In a recent interview, Google engineering director, Scott Huffman, shared his vision of the future—a future when interacting with technology will be more like having a conversation and typing queries into a box will be all but obsolete.
Instead of keyboards, we’ll have microphones and speakers in the ceiling recording conversations and giving answers to direct questions, like the Star Trek computer.
Aside from providing pure information, such a system would be the ultimate personal assistant. Combining flight times from an email with your current location to time unrequested reminders, like, “It’s time to go to the airport, now, Mr. Dorrier.”
Huffman cites cheap computing as the ultimate driver behind such a shift. Microchips and sensors will be in everything. You’ve heard it before, but what Huffman’s really describing is the algorithmic glue binding the Internet of Things.
His voice-activated network would tie together control of all our devices. We might, for example, tell the AI in our ceiling to turn on the porch light, pull up a show on TV, and pre-heat the oven.
Or we might ask Google to look up a restaurant for lunch, and the system not only talks you through the options, but inputs directions into your (yes, you guessed it) self-driving car which ferries you to a delicious Thai meal across town.
Enabling all this will be a more natural, human form of communication. Google is gunning to make natural language processing, like IBM Watson, a central component of their services. Computers will understand the nuances of what we’re asking and reply in a natural, conversational manner.

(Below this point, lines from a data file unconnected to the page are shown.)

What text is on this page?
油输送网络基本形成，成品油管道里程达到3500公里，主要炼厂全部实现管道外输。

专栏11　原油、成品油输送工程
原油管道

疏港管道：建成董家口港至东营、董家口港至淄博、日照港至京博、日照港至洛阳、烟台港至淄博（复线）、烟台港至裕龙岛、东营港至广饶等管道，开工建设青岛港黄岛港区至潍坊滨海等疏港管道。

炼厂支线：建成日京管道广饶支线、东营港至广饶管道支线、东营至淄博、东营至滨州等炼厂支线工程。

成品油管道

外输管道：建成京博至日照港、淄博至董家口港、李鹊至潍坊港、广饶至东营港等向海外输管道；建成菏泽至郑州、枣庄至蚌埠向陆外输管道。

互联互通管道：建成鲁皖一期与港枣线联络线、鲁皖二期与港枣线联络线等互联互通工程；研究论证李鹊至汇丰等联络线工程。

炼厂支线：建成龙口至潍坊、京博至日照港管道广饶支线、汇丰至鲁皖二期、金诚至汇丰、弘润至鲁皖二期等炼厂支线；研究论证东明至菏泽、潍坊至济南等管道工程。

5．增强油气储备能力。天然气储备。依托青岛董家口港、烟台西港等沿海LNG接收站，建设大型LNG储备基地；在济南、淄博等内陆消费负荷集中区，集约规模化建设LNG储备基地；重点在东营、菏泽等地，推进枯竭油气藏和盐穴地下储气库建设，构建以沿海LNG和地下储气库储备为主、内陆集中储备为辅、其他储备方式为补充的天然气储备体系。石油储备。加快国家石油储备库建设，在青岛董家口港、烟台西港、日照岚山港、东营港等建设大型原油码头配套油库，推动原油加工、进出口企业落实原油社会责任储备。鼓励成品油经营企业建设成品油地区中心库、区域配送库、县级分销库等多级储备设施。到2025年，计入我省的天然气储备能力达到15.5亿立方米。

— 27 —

If you’re already leery of the deal here, that giving up personal information in exchange for Google’s services may not be such a bargain—Huffman is quick to interject, “We take privacy and security very seriously. Our goal is to keep users’ information private and use it in a way that helps that user.”

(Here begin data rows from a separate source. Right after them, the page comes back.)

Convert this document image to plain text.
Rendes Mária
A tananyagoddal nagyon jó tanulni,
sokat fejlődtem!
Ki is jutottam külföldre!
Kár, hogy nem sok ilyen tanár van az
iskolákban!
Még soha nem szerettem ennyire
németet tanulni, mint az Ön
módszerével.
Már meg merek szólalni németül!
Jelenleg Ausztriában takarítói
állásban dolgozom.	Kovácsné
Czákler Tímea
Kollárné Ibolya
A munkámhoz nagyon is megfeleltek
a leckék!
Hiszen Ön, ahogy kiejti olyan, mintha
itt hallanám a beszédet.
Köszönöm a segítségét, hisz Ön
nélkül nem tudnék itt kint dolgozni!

Of course, what else is he going to say? Though the Snowden affair has forever tarnished such promises, Huffman believes that when customers weigh the costs and benefits, the net result still falls in Google’s favor.
“When I ask Google for travel information during my trip it draws it out using my hotel confirmation email. So I’m trusting Google with that information and in exchange I’m getting that value.”
Already, users readily allow Google Maps to draw “anonymous” location information to provide traffic data. And many willingly give Google access to other information too, like web searches and email.
But would you give Google access to your thoughts?
Huffman isn’t shy discussing the end game here. The ultimate outcome isn’t ceiling microphones, it’s a microchip embedded in or near your brain reading electrical signals and inferring words and commands directly from the source.
Huffman may be first in line. “I don’t have a microchip in my head—yet,” he says.